Nate Marquardt vs. the winner of Jon Fitch vs. Demian Maia – Marquardt was an elite middleweight who was small for the division, making 170 apparently fairly easy in his debut against Tyron Woodley. He looked great and presuming he defends his title successfully he’s in a similar spot as Rockhold; he passes the eyeball test of being a potential Top 10 fighter in the division but hasn’t shown it against the elites of the division yet. It’s the same spot Ben Askren is in right now; we know he’s good enough to hang with the best but we haven’t quite seen it yet. Right now if I were in the business of ranking fighters he’d probably rank somewhere between 7th to 9th in the division. He’ll get someone in a similar spot which is where Fitch vs. Maia comes in. The winner of that is a win or two away from Georges St. Pierre; Marquardt is a natural fit to walk in and be one or two wins away from a title shot. Marquardt can find himself in the title picture sooner than later because he’s already a known commodity, just not in the welterweight division.
Josh Thomson vs. Ross Pearson – When Josh Thomson isn’t injured he looks like one of the top three lightweights in the world in the gym. There are enough stories from enough people about a 100% Thomson hanging with Gray Maynard fairly easy for it to be true; it’s not like the stories of King Mo claiming to be choked out by James Toney. Mo was just pretending to be a carnie, which is what he’s signed up for this winter with TNA and Bellator on Spike TV. Thomson is potentially a world champion in the waiting.
The guy has all the tools to be a UFC champion at lightweight; the problem is that he’s never been healthy.

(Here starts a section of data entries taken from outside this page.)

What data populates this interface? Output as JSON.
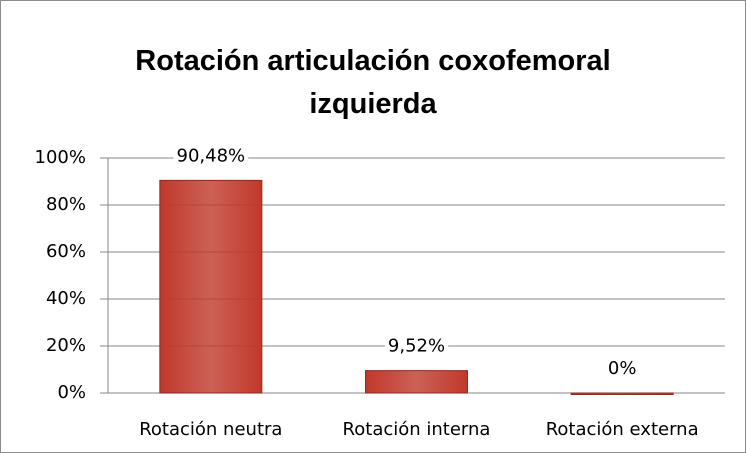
{
  "chart_data": {
    "type": "bar",
    "title": "Rotación articulación coxofemoral izquierda",
    "categories": [
      "Rotación neutra",
      "Rotación interna",
      "Rotación externa"
    ],
    "values": [
      90.48,
      9.52,
      0
    ],
    "value_labels": [
      "90,48%",
      "9,52%",
      "0%"
    ],
    "color": "#c0392b",
    "ylim": [
      0,
      100
    ],
    "yticks": [
      {
        "value": 0,
        "label": "0%"
      },
      {
        "value": 20,
        "label": "20%"
      },
      {
        "value": 40,
        "label": "40%"
      },
      {
        "value": 60,
        "label": "60%"
      },
      {
        "value": 80,
        "label": "80%"
      },
      {
        "value": 100,
        "label": "100%"
      }
    ],
    "grid": true
  }
}
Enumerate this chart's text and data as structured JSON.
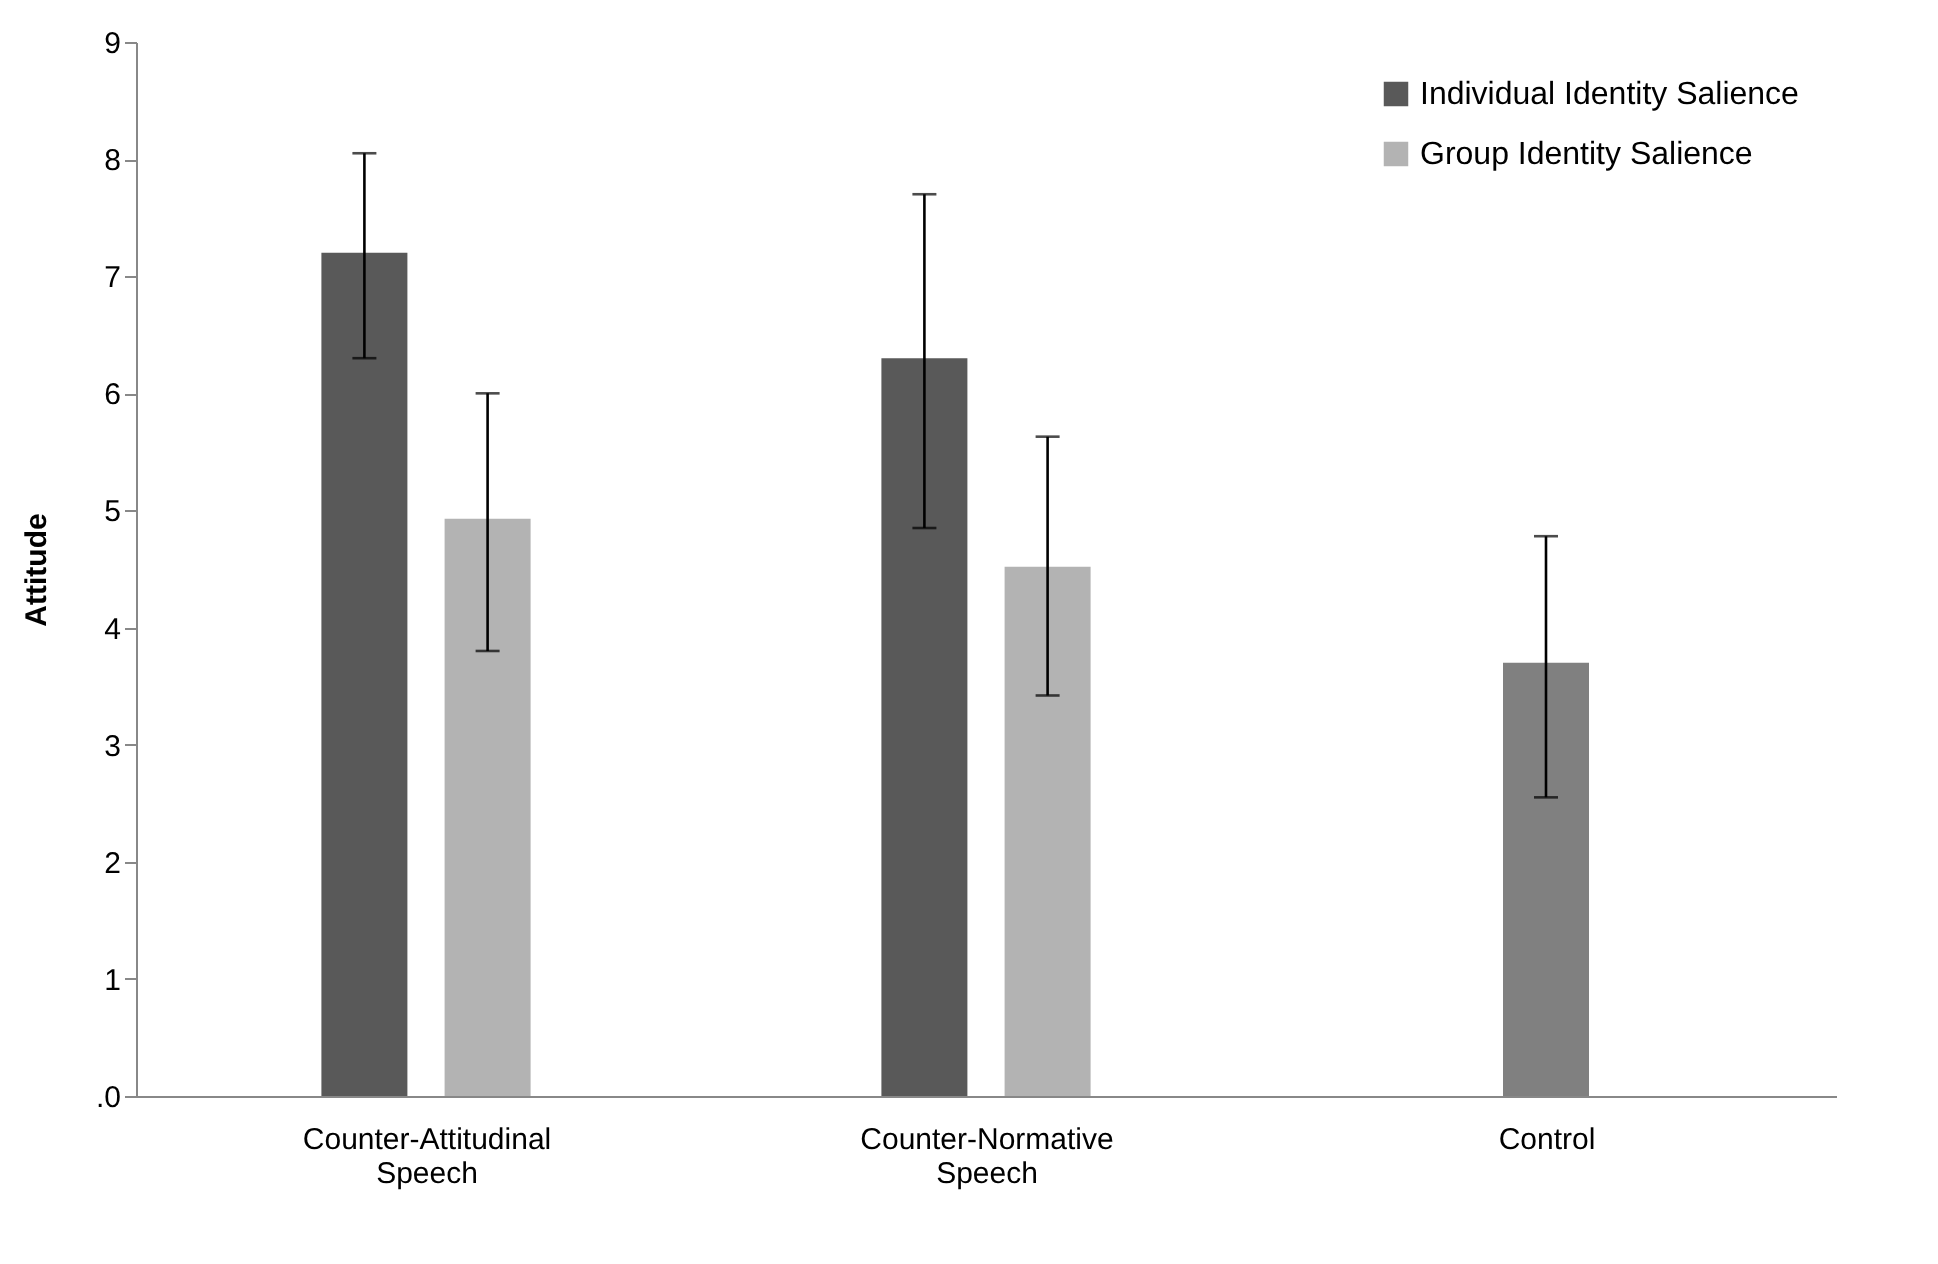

He nearly beat Gilbert Melendez with a badly banged up knee going into their trilogy fight. He doesn’t just walk into fights bruised up; he walks in with injuries many fighters wouldn’t fight with. It’s a testament to his abilities that he has managed to always look on the cusp of being elite but never quite being there. Pearson is in a similar spot, never having quite put it together despite having all the tools to be the lightweight version of Michael Bisping for UK fans. Myles Jury would make for a fun fight as well. Thomson might be in the best spot among Strikeforce lightweights; he’s not going to start out being tossed into deep waters but he won’t be facing TUF prospects that haven’t hit the point where we know their ceiling yet, either. He’ll have the chance to put together a multiple fight win streak and gradually move up the ranks, as expectations are significantly lower for him than they are for someone like Melendez.